Raptors 95 – Miami Heat 91: Kyle is back!
By Brian Boake
Kyle Lowry’s return has been long in coming, but it arrived this afternoon in Miami. The Raptors rode his brilliance to a critical road victory.
The Toronto Raptors were tested severely, and survived. They waltzed into enemy country and sneaked out with a four-point win, barely enough to fend off the ageless Dwyane Wade’s 38 points. Despite the departure of Jonas Valanciunas due to a turned ankle, and a bunch of clanked shots from DeMar DeRozan, the return to form of Kyle Lowry propelled the Raptors into the series lead.
The Raptors looked like this win was in the bag early. JV had a double-double, but landed awkwardly after contesting a Dwyane Wade drive, and was helped to the bench. After that, the tension rose, as a 13-point lead disappeared.
First Half
As in Game 2, the Raptors were the better team in Q1. With JV and DeMar splitting 16 points, Toronto’s offense was respectable, and their defense better than that.
The Raptors caught the break they were looking for early in Q2. Hassan Whiteside was crunched on his leg, apparently by Dwyane Wade, during a messy rebounding scrum, and limped to the bench. He needed help to reach the dressing room, and shortly thereafter the announcement came that he wouldn’t return.
As always, we should never forget to be careful what we wish for. Heat coach Erik Spoelstra dusted off Josh McRoberts, who made a perfectly timed block on JV at the rim. The Raptors, perhaps showing once again they can’t stand prosperity, messed up their offense on their next few trips and the Heat briefly took a lead.
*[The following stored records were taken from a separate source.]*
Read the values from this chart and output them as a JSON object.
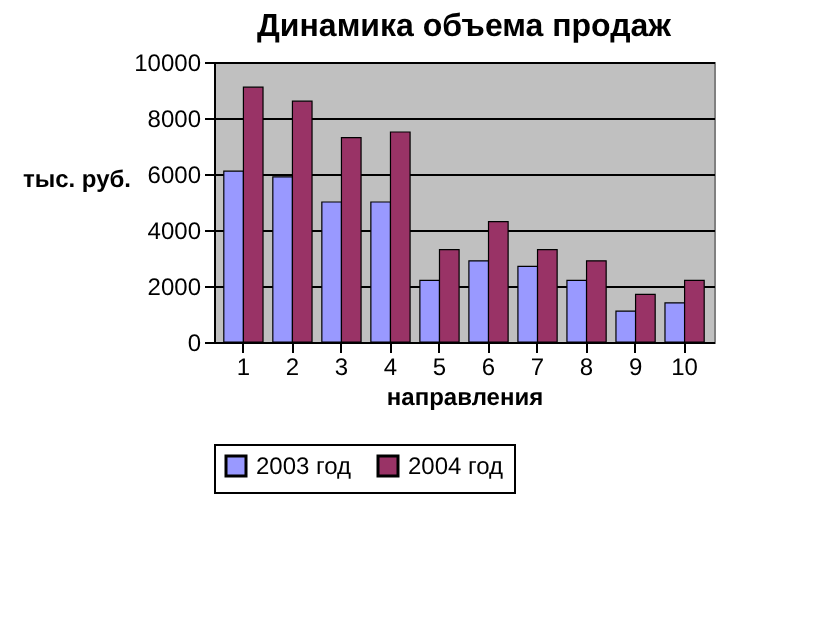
{
  "chart_data": {
    "type": "bar",
    "title": "Динамика объема продаж",
    "xlabel": "направления",
    "ylabel": "тыс. руб.",
    "categories": [
      "1",
      "2",
      "3",
      "4",
      "5",
      "6",
      "7",
      "8",
      "9",
      "10"
    ],
    "series": [
      {
        "name": "2003 год",
        "color": "#9999ff",
        "values": [
          6100,
          5900,
          5000,
          5000,
          2200,
          2900,
          2700,
          2200,
          1100,
          1400
        ]
      },
      {
        "name": "2004 год",
        "color": "#993366",
        "values": [
          9100,
          8600,
          7300,
          7500,
          3300,
          4300,
          3300,
          2900,
          1700,
          2200
        ]
      }
    ],
    "ylim": [
      0,
      10000
    ],
    "yticks": [
      0,
      2000,
      4000,
      6000,
      8000,
      10000
    ],
    "grid": "y",
    "legend": "bottom"
  }
}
However, JV is bigger, better and stronger than Josh McBob. Our centre converted an and-1 chance off a dandy feed from Lowry, and the Raptors were ahead to stay. Patrick Patterson drained a pair of long balls. The lead was eight at halftime.
Second Half
Kyle Lowry showed early the second half was going to be his return to form. Two quick 3-balls pushed the Raptor lead to 13, but then JV went down and out. After a pair of Wade long balls, Lowry showed he remembered how to shoot from the free-throw line as well.
The game was back and forth, which was fine with us, until it wasn’t. The Raptors offense endured one of its too-frequent periods of vapour lock. Our guys went almost 6 minutes frozen at 68, while the Heat said “Thank You” and turned a 7-point deficit into a 6-point lead. Patrick Patterson drove for a most welcome and-1, and the Raptors chipped away until a deep 3-ball from Lowry went splash for a Raptors lead. Miami tied up the match at 82, and then 5 straight points from Lowry brought cheers from north of the border, and gloom south.
DeRozan made 5 of 6 from the line in the last 24 seconds, and even a Wade 3-ball off glass (c’mon Dwyane…you should have to call those, like in snooker) wasn’t enough. Cory Joseph heaved the ball deep to DeMarre Carroll, and a futile Heat foul meant the Raptors and their fans had to wait a little longer to exhale.
In Sum…
If Kyle Lowry truly is back to form (33 points on 19 shots certainly works for me, as does 5 of 8 from deep), the Raptors are a dangerous team. DeRozan’s stroke is still somewhere out there, waiting to be rediscovered, but he contributed 6 rebounds and 5 assists, in addition to his 19 points. He also had an and-1 chance wiped out by an imaginary offensive foul.
Terrence Ross committed 4 turnovers, which outweighed some positive things he did, and needed to sit.
Bismack Biyombo did not play the minutes I expected he would after JV went down. Coach Dwane Casey elected to go super-small in crunch time. It worked; the game was tied after Q3, but there was no overtime this night.
The next game in this nail-biter of a series tips off on Monday night – but who will be tipping off for each team?